Yes, I'm using 7200 RPM HDD's and had to set the following as a workaround:
Bash:
ceph config set class:hdd bluestore_slow_ops_warn_lifetime 21600
ceph config set class:hdd bluestore_slow_ops_warn_threshold 320
 
I see that 19.2.3 has been released. I don't know when it will be available. Will it solve this problem?
 
I think I was able to trigger these warning with minor network disruptions to the cluster network (<<5s; LACP bond renegotiated) and in my case I don't think it's anything to do with the drives. It seems like the performance monitoring is just on a hair trigger and any network hickup will raise this warning too? As noted above, restarting the OSD does clear the warning until something else happens.
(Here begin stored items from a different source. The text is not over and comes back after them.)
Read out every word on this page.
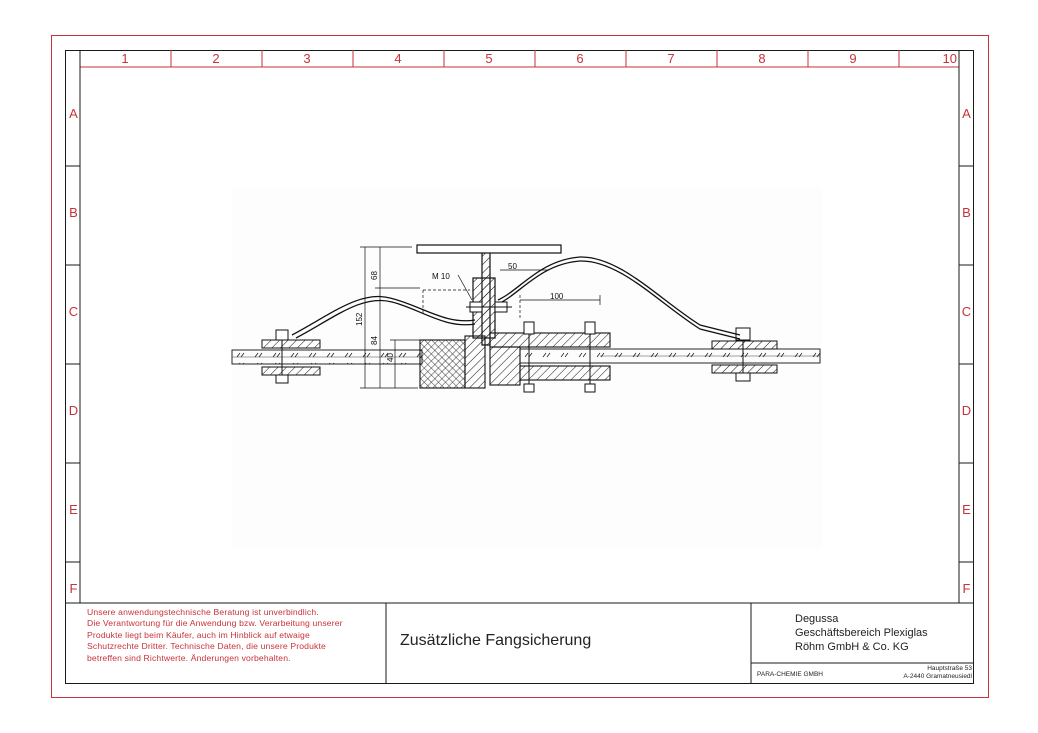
1	2	3	4	5	6	7	8	9	10
A
B
C
D
E
F
A
B
C
D
E
F
M 10
50
100
68
152
84
40
Unsere anwendungstechnische Beratung ist unverbindlich.
Die Verantwortung für die Anwendung bzw. Verarbeitung unserer
Produkte liegt beim Käufer, auch im Hinblick auf etwaige
Schutzrechte Dritter. Technische Daten, die unsere Produkte
betreffen sind Richtwerte. Änderungen vorbehalten.
Zusätzliche Fangsicherung
Degussa
Geschäftsbereich Plexiglas
Röhm GmbH & Co. KG
PARA-CHEMIE GMBH
Hauptstraße 53
A-2440 Gramatneusiedl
I see multiple references to this being a new Ceph feature (e.g. we got more observability, nothing new is broken?). Does sound useful to flag drives with the wrong firmware for array operations that are going offline for multiple seconds on a failed read doing retries.
 
On my server it has disappeared... Strange
Usually it disappears on Monday and Tuesday, and comes back on Wednesday, Thursday, and Friday. This is positively correlated with how busy your system is.